Search code examples
pythonmultithreadingpython-2.7directed-acyclic-graphs

parallel processing of DAG


I'm trying hard to figure out how I can process a directed acyclic graph in parallel. Each node should only be able to "execute" when all its input nodes have been processed beforehand. Imagine a class Task with the following interface:

class Task(object):
    result = None
    def inputs(self):
        ''' List all requirements of the task. '''
        return ()
    def run(self):
        pass

I can not think of a way to process the graph that could be represented by this structure asynchronously with a maximum number of workers at the same time, except for one method.

I think the optimal processing would be achieved by creating a thread for each task, waiting for all inputs to be processed. But, spawning a thread for each task immediately instead of consecutively (i.e. when the task is ready to be processed) does not sound like a good idea to me.

import threading
class Runner(threading.Thread):
    def __init__(self, task):
        super(Runner, self).__init__()
        self.task = task
        self.start()
    def run(self):
        threads = [Runner(r) for r in self.task.inputs()]
        [t.join() for t in threads]
        self.task.run()

Is there a way to mimic this behaviour more ideally? Also, this approach does currently not implement a way to limit the number of running tasks at a time.


Solution

  • Stumbling back to this question years later, I would recommend any soul crossing this road to look at the topological sort algorithm.
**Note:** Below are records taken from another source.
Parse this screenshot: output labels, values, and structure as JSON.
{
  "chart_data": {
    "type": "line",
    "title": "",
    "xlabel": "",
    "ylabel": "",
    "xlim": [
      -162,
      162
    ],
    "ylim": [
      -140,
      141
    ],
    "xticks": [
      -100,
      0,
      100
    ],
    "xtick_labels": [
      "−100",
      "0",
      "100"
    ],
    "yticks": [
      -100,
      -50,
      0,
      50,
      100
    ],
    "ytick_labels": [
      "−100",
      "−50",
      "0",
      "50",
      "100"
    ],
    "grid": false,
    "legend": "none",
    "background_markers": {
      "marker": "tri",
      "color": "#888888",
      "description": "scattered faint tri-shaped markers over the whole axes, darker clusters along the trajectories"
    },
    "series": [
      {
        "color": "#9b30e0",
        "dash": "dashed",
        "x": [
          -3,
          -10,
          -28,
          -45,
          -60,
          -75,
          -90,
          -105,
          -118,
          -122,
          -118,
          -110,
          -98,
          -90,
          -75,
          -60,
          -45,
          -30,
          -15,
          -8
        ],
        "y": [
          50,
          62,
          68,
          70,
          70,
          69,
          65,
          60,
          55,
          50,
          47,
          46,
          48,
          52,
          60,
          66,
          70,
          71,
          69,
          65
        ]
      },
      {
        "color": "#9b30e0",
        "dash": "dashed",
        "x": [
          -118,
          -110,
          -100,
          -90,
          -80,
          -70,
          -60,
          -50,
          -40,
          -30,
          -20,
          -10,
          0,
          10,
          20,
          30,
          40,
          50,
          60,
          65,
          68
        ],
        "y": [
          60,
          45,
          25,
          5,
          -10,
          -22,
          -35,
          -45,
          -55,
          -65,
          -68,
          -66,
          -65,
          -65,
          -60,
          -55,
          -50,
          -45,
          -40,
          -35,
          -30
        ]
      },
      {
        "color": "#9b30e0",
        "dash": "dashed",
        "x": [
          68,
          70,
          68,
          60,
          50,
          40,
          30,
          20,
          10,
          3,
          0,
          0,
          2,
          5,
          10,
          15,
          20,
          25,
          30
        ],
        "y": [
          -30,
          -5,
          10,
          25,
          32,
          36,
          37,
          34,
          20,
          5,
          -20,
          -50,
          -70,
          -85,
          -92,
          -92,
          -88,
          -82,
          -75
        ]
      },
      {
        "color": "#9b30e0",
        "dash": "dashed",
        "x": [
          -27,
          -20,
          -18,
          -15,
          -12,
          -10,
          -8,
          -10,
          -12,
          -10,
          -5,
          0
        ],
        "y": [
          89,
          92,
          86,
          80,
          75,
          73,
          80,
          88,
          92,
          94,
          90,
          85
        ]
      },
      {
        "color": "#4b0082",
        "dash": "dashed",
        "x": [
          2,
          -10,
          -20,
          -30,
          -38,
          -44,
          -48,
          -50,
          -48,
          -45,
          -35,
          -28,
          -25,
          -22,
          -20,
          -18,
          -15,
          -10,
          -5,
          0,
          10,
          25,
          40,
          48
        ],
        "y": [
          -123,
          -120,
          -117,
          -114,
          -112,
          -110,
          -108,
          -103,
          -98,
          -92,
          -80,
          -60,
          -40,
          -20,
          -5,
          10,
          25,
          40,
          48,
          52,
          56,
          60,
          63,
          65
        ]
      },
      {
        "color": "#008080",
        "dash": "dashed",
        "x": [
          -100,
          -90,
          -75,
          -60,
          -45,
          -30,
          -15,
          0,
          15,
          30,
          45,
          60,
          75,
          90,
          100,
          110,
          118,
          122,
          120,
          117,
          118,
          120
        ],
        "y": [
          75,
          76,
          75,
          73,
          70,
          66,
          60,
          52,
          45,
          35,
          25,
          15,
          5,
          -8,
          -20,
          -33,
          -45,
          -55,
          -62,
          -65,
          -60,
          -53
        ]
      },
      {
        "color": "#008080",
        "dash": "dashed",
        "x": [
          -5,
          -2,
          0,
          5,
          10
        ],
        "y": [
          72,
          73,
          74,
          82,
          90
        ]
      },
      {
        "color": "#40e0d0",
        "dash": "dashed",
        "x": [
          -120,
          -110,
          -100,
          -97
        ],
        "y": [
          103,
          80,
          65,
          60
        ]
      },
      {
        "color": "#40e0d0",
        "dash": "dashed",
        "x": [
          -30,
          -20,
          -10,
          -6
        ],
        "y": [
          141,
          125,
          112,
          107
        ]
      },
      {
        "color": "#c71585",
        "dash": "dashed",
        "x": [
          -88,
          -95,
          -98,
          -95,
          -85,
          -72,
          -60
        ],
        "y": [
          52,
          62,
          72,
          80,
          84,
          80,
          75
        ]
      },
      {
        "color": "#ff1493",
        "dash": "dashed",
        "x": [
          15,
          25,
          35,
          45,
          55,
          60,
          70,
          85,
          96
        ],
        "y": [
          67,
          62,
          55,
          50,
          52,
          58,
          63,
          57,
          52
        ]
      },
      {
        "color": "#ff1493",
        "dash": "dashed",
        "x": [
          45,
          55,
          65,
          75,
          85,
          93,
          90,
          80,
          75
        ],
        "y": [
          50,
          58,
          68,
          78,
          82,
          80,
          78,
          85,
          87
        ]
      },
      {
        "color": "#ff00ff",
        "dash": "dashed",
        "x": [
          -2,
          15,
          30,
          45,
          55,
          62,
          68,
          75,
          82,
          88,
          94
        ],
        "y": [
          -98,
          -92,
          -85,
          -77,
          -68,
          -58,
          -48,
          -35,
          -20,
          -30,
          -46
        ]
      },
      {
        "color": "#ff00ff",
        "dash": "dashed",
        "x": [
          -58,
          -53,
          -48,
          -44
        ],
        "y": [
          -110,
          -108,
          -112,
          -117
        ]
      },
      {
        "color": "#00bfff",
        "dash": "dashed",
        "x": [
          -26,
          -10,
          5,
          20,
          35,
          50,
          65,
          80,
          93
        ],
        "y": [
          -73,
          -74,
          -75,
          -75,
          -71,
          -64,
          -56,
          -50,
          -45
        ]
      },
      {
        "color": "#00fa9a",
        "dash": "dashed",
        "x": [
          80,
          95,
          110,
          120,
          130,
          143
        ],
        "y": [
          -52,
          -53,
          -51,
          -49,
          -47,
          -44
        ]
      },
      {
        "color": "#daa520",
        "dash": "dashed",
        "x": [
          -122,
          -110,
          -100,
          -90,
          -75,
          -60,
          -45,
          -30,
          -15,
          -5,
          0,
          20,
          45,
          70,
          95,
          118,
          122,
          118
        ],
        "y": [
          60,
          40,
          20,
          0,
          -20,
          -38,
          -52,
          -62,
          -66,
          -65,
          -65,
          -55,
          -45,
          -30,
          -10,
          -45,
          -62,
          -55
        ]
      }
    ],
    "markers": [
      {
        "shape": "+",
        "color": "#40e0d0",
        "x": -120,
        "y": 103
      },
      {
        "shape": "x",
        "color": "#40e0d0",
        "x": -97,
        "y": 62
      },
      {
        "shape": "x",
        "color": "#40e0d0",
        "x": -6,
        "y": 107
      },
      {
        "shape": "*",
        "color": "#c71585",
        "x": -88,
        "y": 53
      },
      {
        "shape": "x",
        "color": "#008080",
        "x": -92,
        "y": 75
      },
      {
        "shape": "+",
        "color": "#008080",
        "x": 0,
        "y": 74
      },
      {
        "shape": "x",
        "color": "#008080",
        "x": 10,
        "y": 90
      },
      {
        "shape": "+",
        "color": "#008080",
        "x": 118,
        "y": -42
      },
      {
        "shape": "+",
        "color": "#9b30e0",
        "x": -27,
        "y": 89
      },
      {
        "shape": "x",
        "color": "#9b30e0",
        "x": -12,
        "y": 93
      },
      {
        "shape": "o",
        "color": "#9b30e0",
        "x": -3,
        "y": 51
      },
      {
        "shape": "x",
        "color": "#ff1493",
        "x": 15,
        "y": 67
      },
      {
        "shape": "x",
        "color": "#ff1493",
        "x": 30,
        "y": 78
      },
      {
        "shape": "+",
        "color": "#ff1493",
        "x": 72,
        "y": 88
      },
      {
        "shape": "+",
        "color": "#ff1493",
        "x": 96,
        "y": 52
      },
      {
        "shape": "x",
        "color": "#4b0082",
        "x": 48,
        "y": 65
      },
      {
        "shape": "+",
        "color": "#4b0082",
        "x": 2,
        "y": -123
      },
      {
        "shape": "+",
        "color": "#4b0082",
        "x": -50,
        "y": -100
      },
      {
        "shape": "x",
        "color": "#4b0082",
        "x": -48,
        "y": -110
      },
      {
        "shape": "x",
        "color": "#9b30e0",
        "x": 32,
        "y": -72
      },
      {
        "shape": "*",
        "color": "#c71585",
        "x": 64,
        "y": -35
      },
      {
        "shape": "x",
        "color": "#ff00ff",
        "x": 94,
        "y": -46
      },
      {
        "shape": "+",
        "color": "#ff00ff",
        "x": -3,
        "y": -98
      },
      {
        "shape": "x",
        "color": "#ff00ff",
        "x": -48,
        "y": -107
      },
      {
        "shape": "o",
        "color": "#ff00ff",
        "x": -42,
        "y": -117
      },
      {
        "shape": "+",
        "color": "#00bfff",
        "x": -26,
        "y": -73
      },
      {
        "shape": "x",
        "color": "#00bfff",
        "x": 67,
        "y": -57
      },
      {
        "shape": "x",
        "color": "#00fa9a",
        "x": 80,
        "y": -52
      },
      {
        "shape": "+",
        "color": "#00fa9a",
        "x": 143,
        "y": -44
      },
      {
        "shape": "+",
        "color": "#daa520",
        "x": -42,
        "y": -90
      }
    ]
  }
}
At every step in the algorithm, you'll be looking at all the nodes in the graph that have an in-degree of zero (0). All such nodes may be processed in parallel. Limiting the number of nodes being processed in parallel this way becomes quite trivial, as you can simply decide not to push all of those nodes into a worker queue. Remove the fully processed nodes from the graph, which should leave new nodes with an in-degree zero (0), unless there's a cycle in the graph.